The hundred American officials at COP30 gave mixed messages, presenting a microcosm of a nation at war with itself. But the world cannot be held hostage by one nation’s internal dysfunction. The abdication of American leadership is an “own goal.” It has shattered the old model of global climate governance, making a new one a necessity.

The compelling conclusion from the halls of COP30 was that the era of waiting is over. Regional and multi-aligned groups have to take the lead. BRICS, the SCO, ASEAN, MERCOSUR and the African Union represent the new collective forces required to drive action. They, by necessity, are on a road to establish resource bourses, harmonize green standards and fund adaptation.

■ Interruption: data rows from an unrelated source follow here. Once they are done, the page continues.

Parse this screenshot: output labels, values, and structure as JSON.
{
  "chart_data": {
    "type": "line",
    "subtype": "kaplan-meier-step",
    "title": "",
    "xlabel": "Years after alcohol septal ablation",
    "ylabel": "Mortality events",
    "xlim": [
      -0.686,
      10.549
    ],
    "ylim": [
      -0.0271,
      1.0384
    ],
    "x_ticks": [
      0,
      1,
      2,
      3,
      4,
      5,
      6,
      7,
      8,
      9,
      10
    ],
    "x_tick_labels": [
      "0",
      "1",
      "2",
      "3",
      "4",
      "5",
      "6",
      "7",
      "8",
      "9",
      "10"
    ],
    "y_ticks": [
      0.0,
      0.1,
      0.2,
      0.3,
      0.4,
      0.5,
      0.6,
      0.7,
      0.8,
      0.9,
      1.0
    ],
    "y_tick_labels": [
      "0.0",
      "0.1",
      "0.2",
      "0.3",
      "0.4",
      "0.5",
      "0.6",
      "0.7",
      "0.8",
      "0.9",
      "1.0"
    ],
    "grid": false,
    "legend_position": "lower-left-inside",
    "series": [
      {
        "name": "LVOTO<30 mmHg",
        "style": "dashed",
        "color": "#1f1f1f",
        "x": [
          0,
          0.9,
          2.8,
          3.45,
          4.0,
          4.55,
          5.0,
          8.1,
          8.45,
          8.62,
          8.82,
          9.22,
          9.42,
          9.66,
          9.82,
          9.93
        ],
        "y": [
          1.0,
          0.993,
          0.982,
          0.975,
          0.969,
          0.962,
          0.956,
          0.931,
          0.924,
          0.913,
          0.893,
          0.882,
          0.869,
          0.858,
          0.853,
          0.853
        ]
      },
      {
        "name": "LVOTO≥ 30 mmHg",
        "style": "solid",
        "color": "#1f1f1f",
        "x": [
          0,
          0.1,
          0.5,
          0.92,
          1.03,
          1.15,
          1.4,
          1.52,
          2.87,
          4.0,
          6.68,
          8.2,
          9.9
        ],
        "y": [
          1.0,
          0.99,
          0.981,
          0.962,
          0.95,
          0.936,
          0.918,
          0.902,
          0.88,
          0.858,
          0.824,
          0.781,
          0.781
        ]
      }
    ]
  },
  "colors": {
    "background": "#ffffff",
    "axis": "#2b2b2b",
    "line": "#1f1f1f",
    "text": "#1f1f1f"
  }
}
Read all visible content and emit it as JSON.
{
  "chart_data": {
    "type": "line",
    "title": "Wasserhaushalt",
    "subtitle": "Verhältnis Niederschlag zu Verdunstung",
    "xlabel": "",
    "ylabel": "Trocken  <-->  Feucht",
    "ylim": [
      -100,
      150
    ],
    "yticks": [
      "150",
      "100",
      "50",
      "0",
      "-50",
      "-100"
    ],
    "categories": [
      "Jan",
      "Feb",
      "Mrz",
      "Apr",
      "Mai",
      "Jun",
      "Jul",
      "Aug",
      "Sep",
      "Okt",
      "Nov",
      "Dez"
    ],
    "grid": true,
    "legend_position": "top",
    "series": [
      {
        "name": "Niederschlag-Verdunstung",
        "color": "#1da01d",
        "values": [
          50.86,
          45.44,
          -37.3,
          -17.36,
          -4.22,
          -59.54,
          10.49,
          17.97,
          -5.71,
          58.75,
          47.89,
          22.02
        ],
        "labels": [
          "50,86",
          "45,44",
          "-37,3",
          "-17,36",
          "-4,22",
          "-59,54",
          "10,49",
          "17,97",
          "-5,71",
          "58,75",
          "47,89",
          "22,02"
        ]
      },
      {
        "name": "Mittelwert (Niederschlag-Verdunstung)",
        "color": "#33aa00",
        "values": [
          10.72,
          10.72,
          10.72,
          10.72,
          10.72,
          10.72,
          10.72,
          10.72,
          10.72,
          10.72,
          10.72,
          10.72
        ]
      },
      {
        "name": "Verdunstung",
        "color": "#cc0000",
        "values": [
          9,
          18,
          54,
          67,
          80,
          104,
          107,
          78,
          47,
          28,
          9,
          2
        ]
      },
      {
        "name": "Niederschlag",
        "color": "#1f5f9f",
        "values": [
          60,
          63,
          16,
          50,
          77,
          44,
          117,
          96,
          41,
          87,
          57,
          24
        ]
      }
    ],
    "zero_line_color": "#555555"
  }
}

The empty American chair was both a catastrophe and a catalyst. It forced the world to look past Washington and discover its own path. The fight for a livable planet was always a global one; now, the initiative to win that fight had finally become multipolar, led by the willing, with or without the United States. A new consensus, built on sustainable cooperation, had begun to take root.

 

The author is a senior fellow at the Center for International Business Ethics at the University of International Business and Economics (UIBE), founding partner of the Center for China and the World at City University of Macau and an independent economic and political affairs commentator.